= Representational difference analysis =

Representational difference analysis (RDA) is a technique used in biological research to find sequence differences in two genomic or cDNA samples. Genomes or cDNA sequences from two samples (i.e. cancer sample and a normal sample) are PCR amplified and differences analyzed using subtractive DNA hybridization. This technology has been further enhanced through the development of representation oligonucleotide microarray analysis (ROMA), which uses array technology to perform such analyses. This method may also be adapted to detect DNA methylation differences, as seen in methylation-sensitive representational difference analysis (MS-RDA).

==Theory==
This method relies on PCR to differentially amplify non-homologous DNA regions between digested fragments of two nearly identical DNA species, that are called 'driver' and 'tester' DNA. Typically, tester DNA contains a sequence of interest that is non-homologous to driver DNA. When the two species are mixed, the driver sequence is added in excess to tester. During PCR, double stranded fragments first denature at ~95 °C and then re-anneal when subjected to the annealing temperature.

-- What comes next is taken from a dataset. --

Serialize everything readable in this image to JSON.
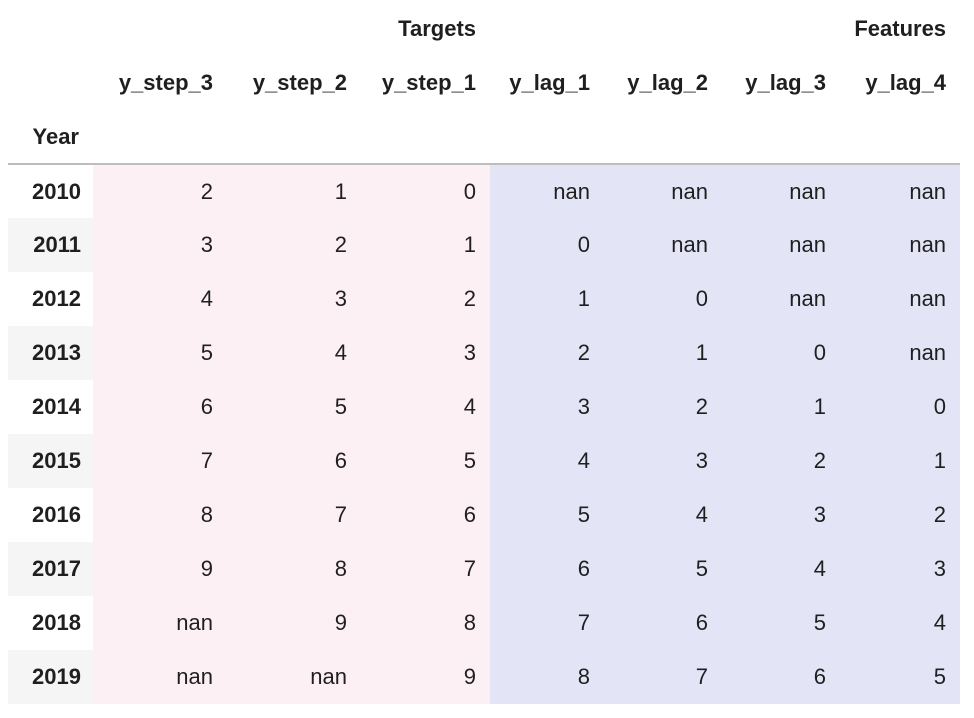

Since driver and tester sequences are nearly identical, the excess of driver DNA fragments will anneal to homologous DNA fragments from the tester species. This blocks PCR amplification and there is no increase in homologous fragments. However, fragments that are different between the two species will not anneal to a complementary counterpart and will be amplified by PCR. As more cycles of RDA are performed, the pool of unique sequence fragment copies will grow faster than fragments found in both species.